A review by Brad Keister, former Deputy Division Director of the Physics Division for the National Science Foundation.
Shortly after midnight on Saturday, April 26, 1986, the staff at Reactor Number Four at the Chernobyl Nuclear Plant near Pripyat, Ukraine, were conducting a test simulating a blackout power failure. The result was anything but routine: a steam explosion that exposed the nuclear core, leading to an open-air graphite fire that released fission products into the atmosphere that settled across the USSR and Western Europe. Hundreds, if not thousands, of people eventually died from radiation effects, and large swaths of land are not habitable to this day. The partial meltdown of the nuclear core came close to poisoning the water supply for most of Ukraine.
Researched meticulously by journalist Adam Higginbotham, this book is not a risk analysis for nuclear power (or any other energy source), but rather a chronicle of a culture of secrecy, misinformation and cover-up. For starters, this catastrophe was completely preventable. In its race to show itself superior to the US in reactor technology, high-level USSR technocrats designed massive reactors with little or no attention to standard design safeguards, and hid known flaws even from plant directors and engineers. The reactors were often constructed with shoddy materials and poor workmanship by crews who were given impossible deadlines to fulfill. The test protocol itself involved turning off whatever safeguards that the reactor possessed. During the test, politically sensitive supervisors ignored parts of the protocol. The recipe for disaster was well mixed — it was only a matter of time before a massive failure occurred.

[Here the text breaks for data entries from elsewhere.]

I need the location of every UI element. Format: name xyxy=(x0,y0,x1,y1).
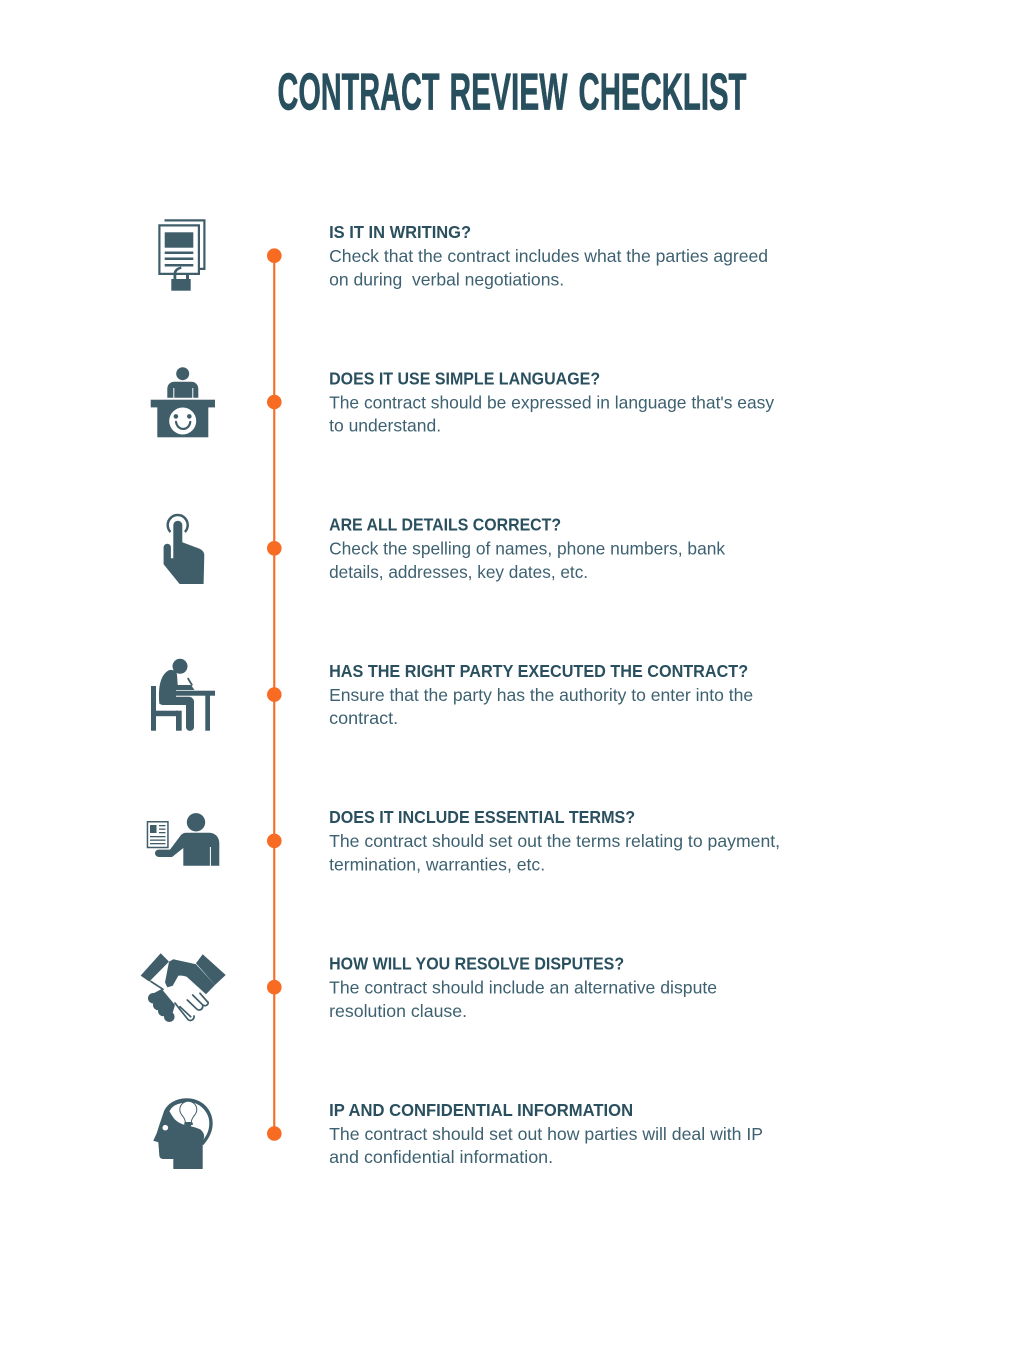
body text: contract. xyxy=(329,708,398,728)
icon: hand tapping xyxy=(164,515,204,584)
body text: to understand. xyxy=(329,416,441,436)
body text xyxy=(329,1124,763,1167)
body text: Check the spelling of names, phone numbers, bank xyxy=(329,539,725,559)
timeline dot xyxy=(267,687,282,702)
body text: The contract should set out how parties will deal with IP xyxy=(329,1124,763,1144)
timeline line xyxy=(273,256,275,1134)
body text: details, addresses, key dates, etc. xyxy=(329,562,588,582)
title: REVIEW xyxy=(450,64,568,122)
body text xyxy=(329,831,780,874)
heading: IP AND CONFIDENTIAL INFORMATION xyxy=(329,1100,633,1120)
timeline dot xyxy=(267,248,282,263)
title xyxy=(278,64,747,122)
timeline dot xyxy=(267,395,282,409)
icon: documents with padlock xyxy=(158,219,206,291)
heading: ARE ALL DETAILS CORRECT? xyxy=(329,515,561,535)
panel: details correct xyxy=(164,515,725,584)
panel: right party xyxy=(151,659,753,731)
panel: is it in writing xyxy=(158,219,768,291)
body text: Ensure that the party has the authority to enter into the xyxy=(329,685,753,705)
timeline dot xyxy=(267,834,282,848)
heading: IS IT IN WRITING? xyxy=(329,222,471,242)
body text: The contract should include an alternative dispute xyxy=(329,978,717,998)
timeline dot xyxy=(267,980,282,994)
heading: DOES IT USE SIMPLE LANGUAGE? xyxy=(329,368,600,388)
body text: resolution clause. xyxy=(329,1001,467,1021)
body text: Check that the contract includes what the parties agreed xyxy=(329,246,768,266)
body text xyxy=(329,246,768,289)
body text: on during verbal negotiations. xyxy=(329,269,564,289)
body text: and confidential information. xyxy=(329,1147,553,1167)
title: CONTRACT xyxy=(278,64,440,122)
body text: termination, warranties, etc. xyxy=(329,854,545,874)
icon: person presenting document xyxy=(147,813,219,866)
icon: head with lightbulb xyxy=(153,1098,213,1169)
panel: IP and confidential information xyxy=(153,1098,763,1169)
body text: The contract should be expressed in language that's easy xyxy=(329,392,774,412)
body text xyxy=(329,978,717,1021)
panel: simple language xyxy=(151,367,774,437)
title: CHECKLIST xyxy=(578,64,747,122)
panel: resolve disputes xyxy=(141,953,717,1022)
icon: person writing at desk xyxy=(151,659,215,731)
heading: HAS THE RIGHT PARTY EXECUTED THE CONTRACT? xyxy=(329,661,748,681)
timeline dot xyxy=(267,1126,282,1141)
heading: HOW WILL YOU RESOLVE DISPUTES? xyxy=(329,954,624,974)
body text xyxy=(329,392,774,436)
heading: DOES IT INCLUDE ESSENTIAL TERMS? xyxy=(329,807,635,827)
icon: handshake xyxy=(141,953,226,1022)
panel: essential terms xyxy=(147,807,780,874)
body text: The contract should set out the terms relating to payment, xyxy=(329,831,780,851)
body text xyxy=(329,685,753,728)
icon: smiling person at desk xyxy=(151,367,215,437)
body text xyxy=(329,539,725,582)
timeline dot xyxy=(267,541,282,556)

But this time, the culture of secrecy failed — the facts were too widespread for the government to put the genie back into the bottle. The Western press had evidence of massive radiation on European soil and shouted, “What have you done?!” Inside the USSR, too many citizens knew of mysterious deaths and huge evacuations. The final outcome exceeded the scope of the catastrophe: many claim that the massive costs of cleanup, together with the loss of citizen trust, were major contributing factors to the breakup of the Soviet Union only a few years later.
A key lesson from this book is that truth cannot ultimately be contained and hidden. Higginbotham does a masterful job of showing how well-meaning (or not) characters become trapped in their webs of deceit. For some, the outcome might be considered just, but for most, it was tragic.